What was your best day as a Spartan?

I’ve copied this idea from Bilfer at the Detroit Tigers Weblog (who is my personal blogging Jedi master).  Earlier this year, he asked his readers, “What was your best day in baseball?,” lifting that line from the fabulous book, The Soul of Baseball, by Joe Posnanski.  The book centers around Negro League great Buck O’Neil who made a habit of asking people he met that question, reflecting his unrelentingly upbeat attitude toward life.

I’ve adapted the question for our purposes.  The topic of your response can be about an MSU basketball game, an MSU football game, an intramural soccer game on Munn Field*, or, really, any experience that involves (1) you and (2) that school that’s known to all, Michigan State University.  It can be something you experienced in person or a moment of Spartan stupendousness you took in from your living room sofa.  It can be short and sweet; it can be a novella; it’s all good.

*I chose this example since I once scored a goal with my head, well my face really, in an intramural soccer game on Munn Field.

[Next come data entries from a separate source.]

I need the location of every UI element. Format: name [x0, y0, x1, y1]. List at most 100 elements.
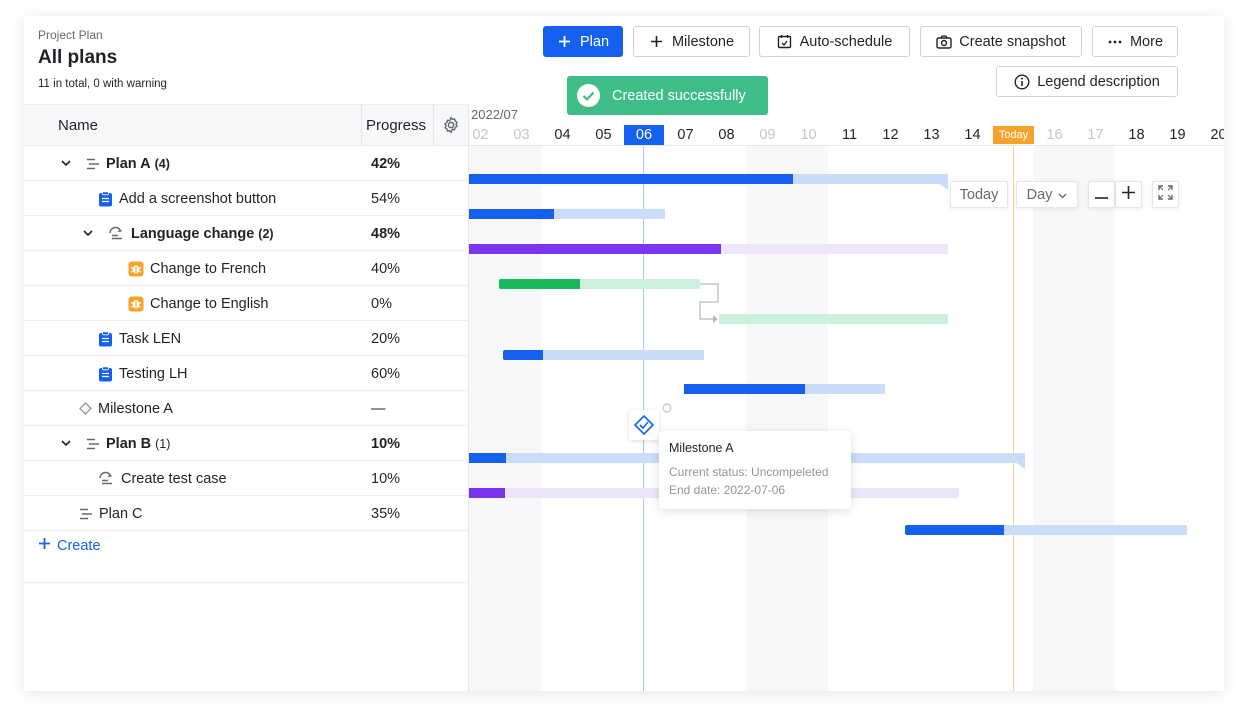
row-name-cell[interactable]: Change to French [128, 251, 266, 286]
gear-icon[interactable] [442, 116, 460, 134]
gantt-bar-language-remaining[interactable] [721, 244, 948, 254]
bug-icon [128, 261, 144, 277]
gantt-bar-french-remaining[interactable] [580, 279, 700, 289]
table-row[interactable]: Language change (2) 48% [24, 216, 469, 251]
gantt-bar-plan-a-remaining[interactable] [793, 174, 948, 184]
fullscreen-button[interactable] [1152, 181, 1179, 208]
row-name-cell[interactable]: Language change (2) [82, 216, 274, 251]
gantt-bar-plan-a-done[interactable] [469, 174, 793, 184]
table-row[interactable]: Change to English 0% [24, 286, 469, 321]
row-name-cell[interactable]: Plan B (1) [60, 426, 170, 461]
milestone-marker[interactable] [629, 410, 659, 440]
row-progress: 20% [371, 330, 401, 347]
gantt-bar-plan-c-done[interactable] [905, 525, 1004, 535]
today-line [1013, 146, 1014, 691]
tooltip-end-date: End date: 2022-07-06 [669, 483, 786, 497]
day-label: 11 [841, 127, 858, 143]
gantt-bar-language-done[interactable] [469, 244, 721, 254]
day-label: 05 [595, 127, 612, 143]
day-label: 12 [882, 127, 899, 143]
table-row[interactable]: Plan A (4) 42% [24, 146, 469, 181]
row-progress: 35% [371, 505, 401, 522]
gantt-bar-plan-b-done[interactable] [469, 453, 506, 463]
gantt-bar-test-case-done[interactable] [469, 488, 505, 498]
table-row[interactable]: Testing LH 60% [24, 356, 469, 391]
plans-summary: 11 in total, 0 with warning [38, 78, 167, 90]
chevron-down-icon[interactable] [60, 158, 72, 170]
row-progress: — [371, 400, 386, 417]
expand-icon [1158, 185, 1173, 204]
camera-icon [936, 34, 952, 50]
row-name: Testing LH [119, 365, 188, 382]
day-label: 02 [472, 127, 489, 143]
time-scale-select[interactable]: Day [1016, 181, 1078, 208]
plan-icon [86, 158, 100, 170]
add-plan-label: Plan [579, 33, 610, 50]
add-milestone-button[interactable]: Milestone [633, 26, 750, 57]
table-row[interactable]: Task LEN 20% [24, 321, 469, 356]
summary-bracket-plan-a [938, 183, 948, 190]
table-row[interactable]: Create test case 10% [24, 461, 469, 496]
column-header-name[interactable]: Name [58, 117, 98, 134]
zoom-in-button[interactable] [1115, 181, 1142, 208]
row-name: Add a screenshot button [119, 190, 277, 207]
chevron-down-icon[interactable] [82, 228, 94, 240]
table-row[interactable]: Plan B (1) 10% [24, 426, 469, 461]
column-header-progress[interactable]: Progress [366, 117, 426, 134]
gantt-bar-screenshot-done[interactable] [469, 209, 554, 219]
row-name-cell[interactable]: Testing LH [98, 356, 188, 391]
gantt-bar-plan-c-remaining[interactable] [1004, 525, 1187, 535]
day-label: 14 [964, 127, 981, 143]
check-circle-icon [577, 84, 600, 107]
gantt-bar-testing-lh-remaining[interactable] [805, 384, 885, 394]
toast-message: Created successfully [612, 87, 746, 104]
plan-icon [86, 438, 100, 450]
page-title: All plans [38, 47, 118, 68]
legend-description-button[interactable]: Legend description [996, 66, 1178, 97]
chevron-down-icon [1058, 187, 1067, 203]
column-divider[interactable] [361, 104, 362, 146]
table-row[interactable]: Milestone A — [24, 391, 469, 426]
create-snapshot-button[interactable]: Create snapshot [920, 26, 1082, 57]
gantt-bar-task-len-done[interactable] [503, 350, 543, 360]
row-name-cell[interactable]: Change to English [128, 286, 269, 321]
row-name-cell[interactable]: Plan A (4) [60, 146, 170, 181]
row-name-cell[interactable]: Create test case [98, 461, 227, 496]
gantt-chart: 2022/07 02 03 04 05 06 07 08 09 10 11 12 13 14 Today 1… [469, 104, 1224, 691]
row-name-cell[interactable]: Milestone A [79, 391, 173, 426]
zoom-out-button[interactable] [1088, 181, 1115, 208]
day-label: 04 [554, 127, 571, 143]
gantt-bar-task-len-remaining[interactable] [543, 350, 704, 360]
milestone-link-handle[interactable] [660, 402, 674, 414]
row-progress: 10% [371, 435, 401, 452]
project-plan-card: Project Plan All plans 11 in total, 0 wi… [24, 16, 1224, 691]
row-name-cell[interactable]: Plan C [79, 496, 143, 531]
row-name-cell[interactable]: Add a screenshot button [98, 181, 276, 216]
more-button[interactable]: More [1092, 26, 1178, 57]
gantt-bar-screenshot-remaining[interactable] [554, 209, 665, 219]
auto-schedule-button[interactable]: Auto-schedule [759, 26, 910, 57]
milestone-tooltip: Milestone A Current status: Uncompeleted… [659, 431, 851, 509]
row-progress: 40% [371, 260, 401, 277]
table-row[interactable]: Plan C 35% [24, 496, 469, 531]
row-name: Task LEN [119, 330, 182, 347]
gantt-bar-french-done[interactable] [499, 279, 580, 289]
table-row[interactable]: Add a screenshot button 54% [24, 181, 469, 216]
row-name: Plan B [106, 435, 152, 452]
gantt-bar-testing-lh-done[interactable] [684, 384, 805, 394]
chevron-down-icon[interactable] [60, 438, 72, 450]
day-label: 13 [923, 127, 940, 143]
dependency-arrow [699, 283, 719, 323]
today-button[interactable]: Today [950, 181, 1008, 208]
create-snapshot-label: Create snapshot [959, 33, 1066, 50]
calendar-schedule-icon [777, 34, 793, 50]
gantt-month-label: 2022/07 [471, 107, 518, 122]
gantt-bar-english-remaining[interactable] [719, 314, 948, 324]
column-divider[interactable] [433, 104, 434, 146]
row-name-cell[interactable]: Task LEN [98, 321, 181, 356]
day-label: 18 [1128, 127, 1145, 143]
table-row[interactable]: Change to French 40% [24, 251, 469, 286]
add-plan-button[interactable]: Plan [543, 26, 623, 57]
minus-icon [1095, 187, 1108, 203]
row-name: Plan A [106, 155, 151, 172]
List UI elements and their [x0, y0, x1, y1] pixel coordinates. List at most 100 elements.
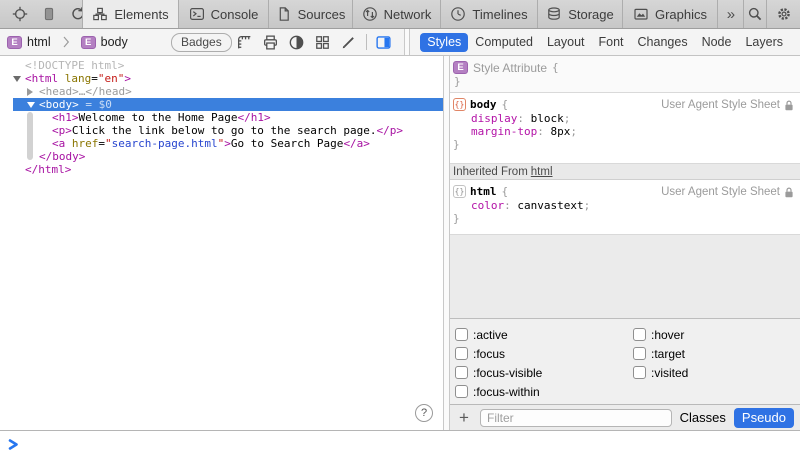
checkbox-unchecked[interactable] [633, 366, 646, 379]
tab-graphics[interactable]: Graphics [622, 0, 717, 28]
origin-text: User Agent Style Sheet [661, 99, 780, 111]
tab-timelines[interactable]: Timelines [440, 0, 537, 28]
semicolon: ; [584, 199, 591, 212]
semicolon: ; [564, 112, 571, 125]
dom-tree-node[interactable]: <h1>Welcome to the Home Page</h1> [0, 111, 443, 124]
dom-tree-panel: <!DOCTYPE html><html lang="en"><head>…</… [0, 56, 443, 430]
css-property[interactable]: color: canvastext; [453, 199, 797, 212]
pseudo-class-toggle-active[interactable]: :active [455, 325, 633, 344]
appearance-toggle-button[interactable] [284, 31, 310, 53]
pseudo-class-toggle-focus[interactable]: :focus [455, 344, 633, 363]
more-tabs-button[interactable]: » [717, 0, 743, 28]
code-segment: <head>…</head> [39, 85, 132, 98]
contrast-icon [288, 34, 305, 51]
pseudo-class-toggle-focus-visible[interactable]: :focus-visible [455, 363, 633, 382]
pseudo-button[interactable]: Pseudo [734, 408, 794, 428]
help-button[interactable]: ? [415, 404, 433, 422]
gear-icon [776, 6, 792, 22]
sidebar-tab-computed[interactable]: Computed [468, 33, 540, 52]
checkbox-unchecked[interactable] [633, 328, 646, 341]
tab-elements[interactable]: Elements [82, 0, 178, 28]
dom-tree-node[interactable]: <head>…</head> [0, 85, 443, 98]
checkbox-unchecked[interactable] [455, 385, 468, 398]
code-segment: search-page.html [112, 137, 218, 150]
checkbox-unchecked[interactable] [455, 347, 468, 360]
pseudo-column: :hover :target :visited [633, 325, 800, 404]
network-icon [362, 6, 378, 22]
open-brace: { [552, 61, 559, 74]
pseudo-class-label: :active [473, 328, 508, 342]
breadcrumb-label: body [101, 35, 128, 49]
grid-overlay-button[interactable] [310, 31, 336, 53]
inspect-element-icon[interactable] [12, 6, 28, 23]
details-sidebar-toggle-button[interactable] [371, 31, 397, 53]
breadcrumb-item-body[interactable]: Ebody [81, 35, 128, 49]
filter-input[interactable] [480, 409, 672, 427]
dom-tree-node[interactable]: </body> [0, 150, 443, 163]
style-rule-icon: {} [453, 185, 466, 198]
checkbox-unchecked[interactable] [455, 328, 468, 341]
disclosure-open-icon[interactable] [27, 102, 35, 108]
tab-console[interactable]: Console [178, 0, 268, 28]
pseudo-class-toggle-focus-within[interactable]: :focus-within [455, 382, 633, 401]
device-settings-icon[interactable] [41, 6, 57, 23]
search-button[interactable] [743, 0, 766, 28]
settings-button[interactable] [766, 0, 800, 28]
lock-icon [784, 187, 794, 198]
badges-button[interactable]: Badges [171, 33, 232, 52]
element-badge-icon: E [453, 61, 468, 74]
property-value: canvastext [517, 199, 583, 212]
property-name: margin-top [471, 125, 537, 138]
sidebar-tab-changes[interactable]: Changes [631, 33, 695, 52]
checkbox-unchecked[interactable] [455, 366, 468, 379]
code-segment: " [105, 137, 112, 150]
dom-tree-node[interactable]: </html> [0, 163, 443, 176]
breadcrumb-item-html[interactable]: Ehtml [7, 35, 51, 49]
pseudo-class-label: :target [651, 347, 685, 361]
navigation-bar: Ehtml Ebody Badges [0, 29, 800, 56]
rulers-button[interactable] [232, 31, 258, 53]
dom-tree-node[interactable]: <body> = $0 [13, 98, 443, 111]
pseudo-class-toggle-target[interactable]: :target [633, 344, 800, 363]
tab-network[interactable]: Network [352, 0, 440, 28]
print-styles-button[interactable] [258, 31, 284, 53]
code-segment: = $0 [79, 98, 112, 111]
sidebar-tab-layout[interactable]: Layout [540, 33, 592, 52]
code-segment: Go to Search Page [231, 137, 344, 150]
code-segment: > [124, 72, 131, 85]
pseudo-class-toggle-hover[interactable]: :hover [633, 325, 800, 344]
dom-tree-node[interactable]: <p>Click the link below to go to the sea… [0, 124, 443, 137]
code-segment: lang [65, 72, 92, 85]
rule-selector[interactable]: html [470, 185, 497, 198]
disclosure-open-icon[interactable] [13, 76, 21, 82]
styles-sidebar: E Style Attribute { } {} body { User Agent … [450, 56, 800, 430]
sources-icon [276, 6, 292, 22]
css-property[interactable]: margin-top: 8px; [453, 125, 797, 138]
pseudo-class-toggle-visited[interactable]: :visited [633, 363, 800, 382]
dom-tree-node[interactable]: <a href="search-page.html">Go to Search … [0, 137, 443, 150]
classes-button[interactable]: Classes [680, 410, 726, 425]
dom-tree-node[interactable]: <!DOCTYPE html> [0, 59, 443, 72]
tab-sources[interactable]: Sources [268, 0, 352, 28]
tab-label: Graphics [655, 7, 707, 22]
tab-label: Storage [568, 7, 614, 22]
sidebar-tab-font[interactable]: Font [592, 33, 631, 52]
tab-storage[interactable]: Storage [537, 0, 622, 28]
search-icon [747, 6, 763, 22]
quick-console[interactable] [0, 430, 800, 461]
sidebar-tab-layers[interactable]: Layers [738, 33, 790, 52]
panel-resizer[interactable] [443, 56, 450, 430]
sidebar-tab-node[interactable]: Node [695, 33, 739, 52]
dom-tree-node[interactable]: <html lang="en"> [0, 72, 443, 85]
new-rule-button[interactable]: + [456, 409, 472, 426]
disclosure-closed-icon[interactable] [27, 88, 33, 96]
sidebar-tab-styles[interactable]: Styles [420, 33, 468, 52]
style-attribute-section[interactable]: E Style Attribute { } [450, 56, 800, 93]
checkbox-unchecked[interactable] [633, 347, 646, 360]
web-inspector-window: ElementsConsoleSourcesNetworkTimelines St… [0, 0, 800, 461]
css-property[interactable]: display: block; [453, 112, 797, 125]
code-segment: <p> [52, 124, 72, 137]
inherited-from-link[interactable]: html [531, 166, 553, 178]
rule-selector[interactable]: body [470, 98, 497, 111]
edit-element-button[interactable] [336, 31, 362, 53]
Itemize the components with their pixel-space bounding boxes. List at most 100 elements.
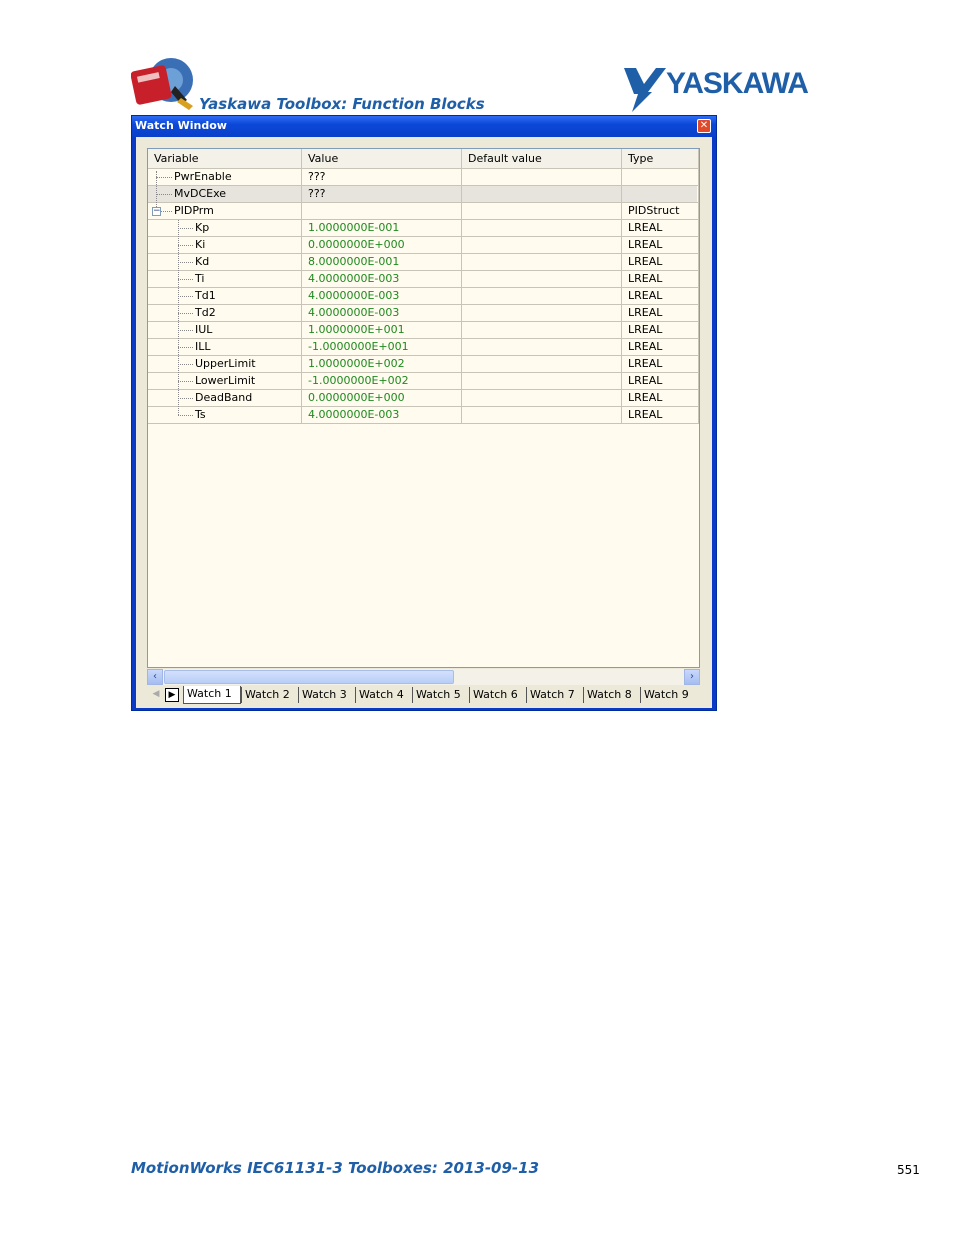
- toolbox-logo-icon: [130, 56, 199, 112]
- variable-name: Ts: [195, 408, 206, 421]
- chevron-right-icon: ›: [690, 671, 694, 682]
- value-cell[interactable]: -1.0000000E+001: [302, 339, 462, 356]
- table-row[interactable]: IUL 1.0000000E+001 LREAL: [148, 322, 699, 339]
- variable-name: Ti: [195, 272, 205, 285]
- table-row[interactable]: LowerLimit -1.0000000E+002 LREAL: [148, 373, 699, 390]
- tree-connector: [178, 398, 193, 399]
- value-cell[interactable]: 4.0000000E-003: [302, 271, 462, 288]
- value-cell[interactable]: 0.0000000E+000: [302, 390, 462, 407]
- default-value-cell: [462, 237, 622, 254]
- tree-connector: [156, 177, 172, 178]
- variable-cell: UpperLimit: [148, 356, 302, 373]
- tree-connector: [178, 381, 193, 382]
- variable-cell: Kp: [148, 220, 302, 237]
- tree-connector: [156, 171, 157, 207]
- value-cell[interactable]: 4.0000000E-003: [302, 288, 462, 305]
- close-button[interactable]: ✕: [697, 119, 711, 133]
- chevron-left-icon: ‹: [153, 671, 157, 682]
- variable-cell: Td1: [148, 288, 302, 305]
- table-row[interactable]: Ti 4.0000000E-003 LREAL: [148, 271, 699, 288]
- column-header-variable[interactable]: Variable: [148, 149, 302, 169]
- type-cell: LREAL: [622, 254, 699, 271]
- tab-watch-2[interactable]: Watch 2: [241, 687, 298, 703]
- tab-scroll-left-button[interactable]: ◀: [149, 688, 163, 702]
- triangle-right-icon: ▶: [168, 690, 176, 700]
- value-cell[interactable]: ???: [302, 169, 462, 186]
- table-row[interactable]: ILL -1.0000000E+001 LREAL: [148, 339, 699, 356]
- default-value-cell: [462, 288, 622, 305]
- value-cell[interactable]: ???: [302, 186, 462, 203]
- collapse-icon[interactable]: −: [152, 207, 161, 216]
- tab-watch-5[interactable]: Watch 5: [412, 687, 469, 703]
- value-cell[interactable]: 1.0000000E-001: [302, 220, 462, 237]
- value-cell[interactable]: [302, 203, 462, 220]
- variable-name: PwrEnable: [174, 170, 232, 183]
- title-bar[interactable]: Watch Window ✕: [132, 116, 716, 137]
- value-cell[interactable]: 0.0000000E+000: [302, 237, 462, 254]
- variable-cell: Ki: [148, 237, 302, 254]
- variable-name: Td1: [195, 289, 216, 302]
- variable-name: IUL: [195, 323, 213, 336]
- table-row[interactable]: Ki 0.0000000E+000 LREAL: [148, 237, 699, 254]
- default-value-cell: [462, 339, 622, 356]
- close-icon: ✕: [699, 120, 709, 131]
- table-row[interactable]: Kd 8.0000000E-001 LREAL: [148, 254, 699, 271]
- tab-watch-1[interactable]: Watch 1: [183, 686, 241, 704]
- value-cell[interactable]: 8.0000000E-001: [302, 254, 462, 271]
- variable-cell: Td2: [148, 305, 302, 322]
- column-header-default-value[interactable]: Default value: [462, 149, 622, 169]
- tab-watch-8[interactable]: Watch 8: [583, 687, 640, 703]
- table-row[interactable]: UpperLimit 1.0000000E+002 LREAL: [148, 356, 699, 373]
- variable-cell: − PIDPrm: [148, 203, 302, 220]
- value-cell[interactable]: -1.0000000E+002: [302, 373, 462, 390]
- table-row[interactable]: Td2 4.0000000E-003 LREAL: [148, 305, 699, 322]
- type-cell: LREAL: [622, 237, 699, 254]
- table-row[interactable]: Kp 1.0000000E-001 LREAL: [148, 220, 699, 237]
- default-value-cell: [462, 322, 622, 339]
- table-row[interactable]: DeadBand 0.0000000E+000 LREAL: [148, 390, 699, 407]
- tab-watch-6[interactable]: Watch 6: [469, 687, 526, 703]
- value-cell[interactable]: 4.0000000E-003: [302, 407, 462, 424]
- table-row[interactable]: MvDCExe???: [148, 186, 699, 203]
- variable-name: ILL: [195, 340, 211, 353]
- tab-watch-4[interactable]: Watch 4: [355, 687, 412, 703]
- default-value-cell: [462, 407, 622, 424]
- tab-watch-7[interactable]: Watch 7: [526, 687, 583, 703]
- type-cell: LREAL: [622, 288, 699, 305]
- variable-name: DeadBand: [195, 391, 253, 404]
- value-cell[interactable]: 1.0000000E+002: [302, 356, 462, 373]
- variable-cell: DeadBand: [148, 390, 302, 407]
- default-value-cell: [462, 254, 622, 271]
- watch-tabs: ◀ ▶ Watch 1 Watch 2 Watch 3 Watch 4 Watch 5W…: [147, 686, 700, 704]
- type-cell: LREAL: [622, 339, 699, 356]
- default-value-cell: [462, 220, 622, 237]
- type-cell: LREAL: [622, 390, 699, 407]
- type-cell: LREAL: [622, 322, 699, 339]
- value-cell[interactable]: 4.0000000E-003: [302, 305, 462, 322]
- tree-connector: [178, 262, 193, 263]
- column-header-value[interactable]: Value: [302, 149, 462, 169]
- horizontal-scrollbar[interactable]: ‹ ›: [147, 669, 700, 685]
- footer-text: MotionWorks IEC61131-3 Toolboxes: 2013-0…: [131, 1159, 540, 1177]
- default-value-cell: [462, 186, 622, 203]
- table-row[interactable]: Td1 4.0000000E-003 LREAL: [148, 288, 699, 305]
- type-cell: LREAL: [622, 305, 699, 322]
- default-value-cell: [462, 356, 622, 373]
- tree-connector: [178, 347, 193, 348]
- tab-scroll-right-button[interactable]: ▶: [165, 688, 179, 702]
- table-row[interactable]: PwrEnable???: [148, 169, 699, 186]
- tab-watch-9[interactable]: Watch 9: [640, 687, 692, 703]
- tree-connector: [178, 364, 193, 365]
- value-cell[interactable]: 1.0000000E+001: [302, 322, 462, 339]
- tab-watch-3[interactable]: Watch 3: [298, 687, 355, 703]
- tree-connector: [178, 228, 193, 229]
- table-row[interactable]: Ts 4.0000000E-003 LREAL: [148, 407, 699, 424]
- default-value-cell: [462, 373, 622, 390]
- scroll-left-button[interactable]: ‹: [147, 669, 163, 685]
- table-row[interactable]: − PIDPrm PIDStruct: [148, 203, 699, 220]
- column-header-type[interactable]: Type: [622, 149, 699, 169]
- scrollbar-thumb[interactable]: [164, 670, 454, 684]
- scroll-right-button[interactable]: ›: [684, 669, 700, 685]
- yaskawa-logo-icon: [624, 68, 666, 112]
- variable-name: LowerLimit: [195, 374, 256, 387]
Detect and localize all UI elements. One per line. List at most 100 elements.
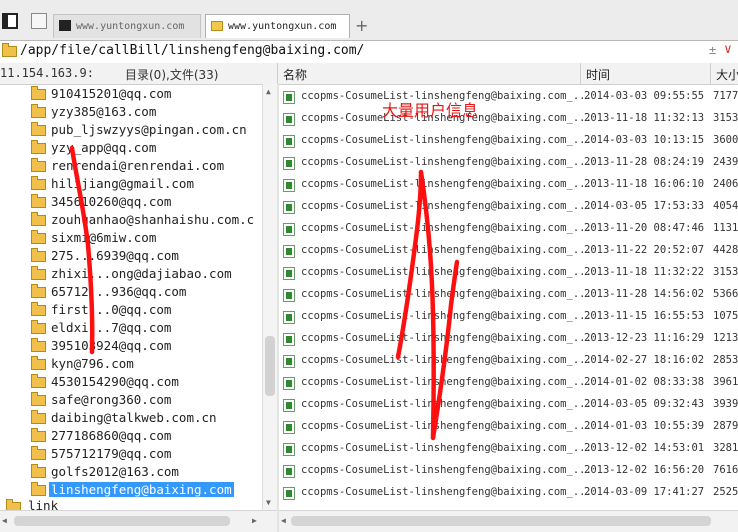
tree-item[interactable]: 910415201@qq.com [0,85,262,103]
spreadsheet-file-icon [283,465,295,478]
tree-item[interactable]: 575712179@qq.com [0,445,262,463]
new-tab-button[interactable]: + [355,16,368,35]
tree-item[interactable]: yzy385@163.com [0,103,262,121]
file-row[interactable]: ccopms-CosumeList-linshengfeng@baixing.c… [279,350,738,372]
tree-item[interactable]: zhixi...ong@dajiabao.com [0,265,262,283]
file-size: 3600 [713,134,738,146]
tree-item-label: pub_ljswzyys@pingan.com.cn [51,122,247,137]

The main goals here are to (1) reminisce about great Spartan moments of the past and (2) learn a little a bit about each other.  But to add some incentive, we’ll make this a bit of a contest.  From the responses received, the best 3-4 entries will be selected by the independent accounting firm of Mrs. Spartans Weblog and Sons according to ill-defined and entirely subjective criteria.  Those finalists will have their entries posted on the front page of the blog and a poll of the Spartans Weblog faithful will determine the contest winner.  Said winner will receive a free copy of College Basketball Prospectus 2008-09.

Post your entry in the comments section below.  If, for some reason, you’d prefer to e-mail it to me, that’s OK, but the entry will then only appear on the site if it’s selected as a finalist.  To be eligible for the prize, entries must be received by noon next Tuesday, October 21.

To get us started, here’s my best day as a Spartan:

My wife and I were season basketball holders for four years as students at MSU.  As it happens, the only year we had seats in the lower bowl at Breslin was the 1999-2000 season.  Fortuitous timing, to say the least.

Of all the great moments at Breslin that year, the greatest, of course, was the win against Michigan to close out the regular season.  31 points for Charlie Bell, 20 assists for Mateen Cleaves, a whopping 4 minutes of PT for my wife’s favorite player, Mat Ishbia, and a 51-point blowout of our in-state rival.

After the game ended, we flooded out onto the court with the rest of the students for the Big Ten championship ceremony and comments by Mateen.  Those comments started with “Whaaaat’s Up?” and ended with a guarantee: “We WILL win the National Championship.”  The rest, as they say, is history.

I have a photo I bought at SBS of the scene on the floor of Breslin as the word “Whaaaat” is leaving Mateen’s mouth.  You can just make out the back of my head among the sea of students on the floor.  It’s a great memento of a day of pure Spartan joy.

Now, what was YOUR best day as a Spartan?